Saeta

Una raya en el agua

Ignacio Camacho-ABC

  • De un balcón de la calle desierta ha brotado el compás de una queja: expiación, sangre, flores secas y una Cruz a cuestas

A paso rápido y con la mascarilla y los guantes puestos has recorrido, por el camino más corto como dicen las reglas, el trayecto hasta el templo que tantas veces transitaste vestido con un antifaz negro. El bullicio de tantos atardeceres es ahora un espeso, tupido, abrumador silencio que casi te avergüenza romper con el eco de tus pisadas en el suelo, y el salvoconducto que llevas en el bolsillo no te libra de un estremecimiento de paseante furtivo, clandestino en el escenario desierto por el que te mueves pegado a las paredes como un espectro. Al llegar ante la iglesia cerrada te has detenido apenas los minutos justos para musitar una plegaria y alejarte después sin volver la mirada

como aprendiste cuando formabas parte de una compacta hilera de sombras descalzas.

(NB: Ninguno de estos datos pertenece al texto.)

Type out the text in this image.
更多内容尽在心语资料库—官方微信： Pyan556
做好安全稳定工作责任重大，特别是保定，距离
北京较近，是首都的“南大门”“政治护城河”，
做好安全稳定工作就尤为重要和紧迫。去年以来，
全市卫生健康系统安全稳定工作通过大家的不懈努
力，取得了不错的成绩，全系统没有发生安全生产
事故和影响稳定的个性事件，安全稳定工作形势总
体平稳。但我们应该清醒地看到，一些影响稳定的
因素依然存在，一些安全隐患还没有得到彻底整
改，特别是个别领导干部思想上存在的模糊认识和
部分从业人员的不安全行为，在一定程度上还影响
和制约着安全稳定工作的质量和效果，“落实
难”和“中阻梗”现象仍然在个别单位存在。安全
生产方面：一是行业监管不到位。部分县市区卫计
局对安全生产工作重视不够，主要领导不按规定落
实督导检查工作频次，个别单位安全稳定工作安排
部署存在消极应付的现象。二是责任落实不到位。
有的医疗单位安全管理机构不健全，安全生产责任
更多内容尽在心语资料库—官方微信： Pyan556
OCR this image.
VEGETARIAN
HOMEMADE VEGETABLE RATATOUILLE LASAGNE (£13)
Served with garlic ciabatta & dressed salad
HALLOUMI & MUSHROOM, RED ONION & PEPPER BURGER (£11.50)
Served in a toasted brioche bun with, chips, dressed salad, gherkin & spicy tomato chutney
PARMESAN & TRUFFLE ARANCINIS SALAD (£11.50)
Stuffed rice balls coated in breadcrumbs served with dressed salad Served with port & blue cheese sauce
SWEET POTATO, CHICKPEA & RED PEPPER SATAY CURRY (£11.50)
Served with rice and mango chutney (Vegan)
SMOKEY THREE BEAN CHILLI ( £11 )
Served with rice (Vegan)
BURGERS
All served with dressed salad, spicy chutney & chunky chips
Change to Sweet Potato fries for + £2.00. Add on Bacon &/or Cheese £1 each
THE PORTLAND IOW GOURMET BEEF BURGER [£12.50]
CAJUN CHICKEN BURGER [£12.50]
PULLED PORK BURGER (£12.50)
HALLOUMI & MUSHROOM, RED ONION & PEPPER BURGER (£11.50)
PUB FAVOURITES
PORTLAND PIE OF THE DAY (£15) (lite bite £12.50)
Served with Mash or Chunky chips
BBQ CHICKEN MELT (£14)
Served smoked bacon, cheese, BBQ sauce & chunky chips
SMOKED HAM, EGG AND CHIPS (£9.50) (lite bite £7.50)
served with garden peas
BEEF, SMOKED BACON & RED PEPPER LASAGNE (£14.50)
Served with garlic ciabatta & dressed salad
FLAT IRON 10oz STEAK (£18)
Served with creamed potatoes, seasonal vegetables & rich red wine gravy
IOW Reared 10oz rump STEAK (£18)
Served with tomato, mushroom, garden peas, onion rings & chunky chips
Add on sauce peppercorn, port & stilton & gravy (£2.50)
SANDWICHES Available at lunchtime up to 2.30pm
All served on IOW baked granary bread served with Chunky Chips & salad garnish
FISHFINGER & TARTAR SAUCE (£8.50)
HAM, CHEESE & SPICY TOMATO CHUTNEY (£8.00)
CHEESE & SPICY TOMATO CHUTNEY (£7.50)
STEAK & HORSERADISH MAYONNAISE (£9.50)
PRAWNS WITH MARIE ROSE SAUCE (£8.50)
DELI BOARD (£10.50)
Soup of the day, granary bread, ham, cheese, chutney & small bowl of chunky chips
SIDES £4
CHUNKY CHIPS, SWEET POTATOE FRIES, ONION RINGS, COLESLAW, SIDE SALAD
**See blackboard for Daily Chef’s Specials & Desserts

Todo está como siempre: la portada mudéjar, la torre sobre la que los vencejos bailan su danza, las colgaduras carmesíes, la plaza entre cuyas paredes rebota a la hora justa el sonido funeral de la campana; hasta la inmensa luna anaranjada que acude puntual entre dos luces a la cita de Pascua. Todo a punto para que inicies el ciclo de la travesía imaginaria, el viaje por el tiempo que cada año te lleva hasta el umbral mismo de la infancia. No necesitas nada más para esa evocación abstracta que te conduce al núcleo esencial de la Semana Santa como fiesta de la memoria, de la conciencia, de los sentimientos, de las emociones que permanecen plegadas como un misterio espiritual y sensitivo entre los recovecos del alma.

En ese estado de enajenación secreta has regresado deprisa sintiéndote flotar en medio de la ciudad yerma, a través un dédalo de calles deshabitadas de la efervescencia vital de la primavera. Imbuido en la introspección de tu soledad, ensimismado en tu búsqueda de las raíces de la inocencia perdida en el páramo de la madurez y sus amargas certezas, absorto en el ritual redescubrimiento de tu paisaje existencial como un emigrante de vuelta, no has reparado en la mujer que acaba de asomarse a una ventana recién abierta. Sólo cuando la voz que brota del balcón ha rasgado el aire como una flecha has alzado la cabeza para escuchar esa especie de grito modulado en el compás dramático de una queja que ha levantado un revuelo de pájaros en las azoteas; el conjuro a capella que ha hecho asomar a los vecinos como fantasmas convocados a una extraña asamblea alrededor del canto expiatorio que habla entre desgarrados ayes de un Nazareno con la Cruz a cuestas subiendo por un itinerario de sangre y flores secas. Entonces te has dado cuenta: es la voz que en ese mismo sitio escuchaste tantos años, cuando los costaleros levantaban muy despacio el Cristo que escoltabas hacia su simbólico Calvario. Ella también ha comparecido en el momento exacto, incólume a la adversidad, al desánimo, a la desesperanza y al fracaso, con la fe y la lealtad inmutable de un compromiso sagrado.